Despite heavy opposition from environmental activists, a viral TikTok campaign and a campaign promise by President Joe Bien to move the U.S. away from fossil fuels, the federal government greenlit a controversial oil drilling project on pristine Alaska. 

Climate activists were outraged that Biden approved the project, which they say puts his climate legacy at risk. It will affect climate change and also global warming and will affect the environment in a negative way in the next couple of years. The approval came as the interior department announced it was going to ban any future oil and gas drilling in the US Arctic Ocean, as well as protect millions of acres of Alaska land deemed sensitive to Native communities. But the Willow decision has still stirred anger.

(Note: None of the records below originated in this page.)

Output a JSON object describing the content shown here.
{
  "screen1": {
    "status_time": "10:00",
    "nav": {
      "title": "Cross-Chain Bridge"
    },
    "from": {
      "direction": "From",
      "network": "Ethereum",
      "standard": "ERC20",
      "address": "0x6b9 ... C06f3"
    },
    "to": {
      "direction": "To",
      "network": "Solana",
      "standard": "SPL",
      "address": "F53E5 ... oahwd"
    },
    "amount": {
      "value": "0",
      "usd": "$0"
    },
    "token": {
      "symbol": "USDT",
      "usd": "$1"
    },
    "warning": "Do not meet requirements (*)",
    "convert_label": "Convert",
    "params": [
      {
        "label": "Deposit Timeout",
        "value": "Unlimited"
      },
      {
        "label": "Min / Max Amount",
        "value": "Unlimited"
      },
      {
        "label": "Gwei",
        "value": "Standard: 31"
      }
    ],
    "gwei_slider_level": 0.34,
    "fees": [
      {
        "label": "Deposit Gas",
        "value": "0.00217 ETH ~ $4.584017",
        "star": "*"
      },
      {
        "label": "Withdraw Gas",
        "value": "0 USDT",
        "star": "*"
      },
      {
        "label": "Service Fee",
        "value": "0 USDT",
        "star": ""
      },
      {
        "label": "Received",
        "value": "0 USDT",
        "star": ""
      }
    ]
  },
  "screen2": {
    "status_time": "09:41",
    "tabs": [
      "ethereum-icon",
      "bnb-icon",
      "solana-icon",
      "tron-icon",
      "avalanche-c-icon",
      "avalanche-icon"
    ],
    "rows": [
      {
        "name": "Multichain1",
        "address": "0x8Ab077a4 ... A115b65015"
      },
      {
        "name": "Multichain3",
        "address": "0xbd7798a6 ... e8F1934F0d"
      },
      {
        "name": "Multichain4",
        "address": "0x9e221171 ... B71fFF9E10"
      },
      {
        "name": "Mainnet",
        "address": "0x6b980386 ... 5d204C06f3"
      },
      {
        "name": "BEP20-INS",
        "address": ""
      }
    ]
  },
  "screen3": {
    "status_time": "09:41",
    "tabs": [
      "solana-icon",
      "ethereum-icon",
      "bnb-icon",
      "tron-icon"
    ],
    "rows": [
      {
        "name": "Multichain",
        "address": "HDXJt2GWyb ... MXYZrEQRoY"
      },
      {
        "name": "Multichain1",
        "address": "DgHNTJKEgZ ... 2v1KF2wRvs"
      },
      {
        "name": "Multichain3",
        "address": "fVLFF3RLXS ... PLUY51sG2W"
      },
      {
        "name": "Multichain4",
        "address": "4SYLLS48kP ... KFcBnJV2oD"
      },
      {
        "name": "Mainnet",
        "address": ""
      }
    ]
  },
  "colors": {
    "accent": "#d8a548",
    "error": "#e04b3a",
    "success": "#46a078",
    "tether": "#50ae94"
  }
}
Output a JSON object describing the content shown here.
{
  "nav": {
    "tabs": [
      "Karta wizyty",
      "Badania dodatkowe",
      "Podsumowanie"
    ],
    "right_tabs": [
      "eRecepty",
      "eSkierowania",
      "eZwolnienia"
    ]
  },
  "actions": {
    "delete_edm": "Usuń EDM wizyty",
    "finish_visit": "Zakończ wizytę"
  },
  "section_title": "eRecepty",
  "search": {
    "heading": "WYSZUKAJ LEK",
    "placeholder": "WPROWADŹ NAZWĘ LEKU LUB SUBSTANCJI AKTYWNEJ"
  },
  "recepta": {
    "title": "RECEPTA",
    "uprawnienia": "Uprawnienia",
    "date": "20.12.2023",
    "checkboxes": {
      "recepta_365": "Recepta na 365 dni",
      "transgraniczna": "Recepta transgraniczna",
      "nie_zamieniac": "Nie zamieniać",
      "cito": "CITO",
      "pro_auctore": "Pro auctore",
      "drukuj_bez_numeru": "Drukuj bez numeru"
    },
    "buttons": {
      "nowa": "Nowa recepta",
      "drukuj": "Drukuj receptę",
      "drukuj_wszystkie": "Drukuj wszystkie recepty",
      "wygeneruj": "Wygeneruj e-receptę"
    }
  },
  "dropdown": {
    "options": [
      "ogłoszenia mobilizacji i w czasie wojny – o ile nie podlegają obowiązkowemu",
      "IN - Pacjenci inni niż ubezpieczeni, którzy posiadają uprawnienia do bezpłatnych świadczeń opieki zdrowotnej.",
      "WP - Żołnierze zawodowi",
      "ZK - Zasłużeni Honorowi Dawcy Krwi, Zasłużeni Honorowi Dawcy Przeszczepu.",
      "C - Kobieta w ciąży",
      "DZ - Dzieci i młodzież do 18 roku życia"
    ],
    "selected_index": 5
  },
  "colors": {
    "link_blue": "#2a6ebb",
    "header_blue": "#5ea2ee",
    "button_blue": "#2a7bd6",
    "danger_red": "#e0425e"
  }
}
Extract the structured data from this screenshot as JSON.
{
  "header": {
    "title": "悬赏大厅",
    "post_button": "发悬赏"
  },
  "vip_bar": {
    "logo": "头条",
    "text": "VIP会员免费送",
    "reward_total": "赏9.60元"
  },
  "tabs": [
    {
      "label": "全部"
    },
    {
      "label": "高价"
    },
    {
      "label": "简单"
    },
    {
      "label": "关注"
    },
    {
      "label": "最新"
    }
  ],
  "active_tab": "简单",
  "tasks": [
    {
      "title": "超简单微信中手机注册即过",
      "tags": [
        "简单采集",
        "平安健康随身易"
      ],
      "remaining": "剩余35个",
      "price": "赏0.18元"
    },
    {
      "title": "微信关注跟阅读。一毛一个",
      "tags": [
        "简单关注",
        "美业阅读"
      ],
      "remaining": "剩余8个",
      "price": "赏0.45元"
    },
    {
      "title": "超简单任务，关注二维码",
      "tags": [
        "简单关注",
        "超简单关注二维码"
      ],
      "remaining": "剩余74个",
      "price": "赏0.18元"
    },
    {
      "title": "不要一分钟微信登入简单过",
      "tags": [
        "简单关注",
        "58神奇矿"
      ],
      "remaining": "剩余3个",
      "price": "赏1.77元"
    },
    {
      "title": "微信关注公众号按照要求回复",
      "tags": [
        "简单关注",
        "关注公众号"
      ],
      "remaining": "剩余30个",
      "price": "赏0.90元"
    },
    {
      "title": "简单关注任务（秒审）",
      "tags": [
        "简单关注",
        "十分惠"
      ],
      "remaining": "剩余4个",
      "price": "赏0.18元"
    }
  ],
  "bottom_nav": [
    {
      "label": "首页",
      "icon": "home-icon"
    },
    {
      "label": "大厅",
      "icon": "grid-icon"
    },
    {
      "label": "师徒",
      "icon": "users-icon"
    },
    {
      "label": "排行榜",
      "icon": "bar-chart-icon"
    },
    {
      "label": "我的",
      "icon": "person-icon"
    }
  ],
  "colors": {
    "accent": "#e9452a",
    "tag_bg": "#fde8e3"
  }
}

Biden’s administration formally approved Willow, a massive oil drilling project in Alaska. The $8 billion project spearheaded by corporate giant ConocoPhillips is slated to produce over 600 million barrels of crude oil over 30 years, which will produce the equivalent of roughly two million cars’ worth of carbon pollution every year which is a lot of pollution going into the atmosphere. Former Vice President Al Gore said it would be “recklessly irresponsible” for Biden to sign off on the project. “The pollution it would generate will not only put Alaska native and other local communities at risk, it is incompatible with the ambition we need to achieve a net-zero future.”

According to an article found on tiktok,  environmental groups have opposed the idea due to the current increase in global warming, and since the release of carbon dioxide and other chemicals for the sake of millions of barrels to be produced. Relying on social media people have tried to stop the project hashtag #StopWillow in posts that has more than tens of millions of views.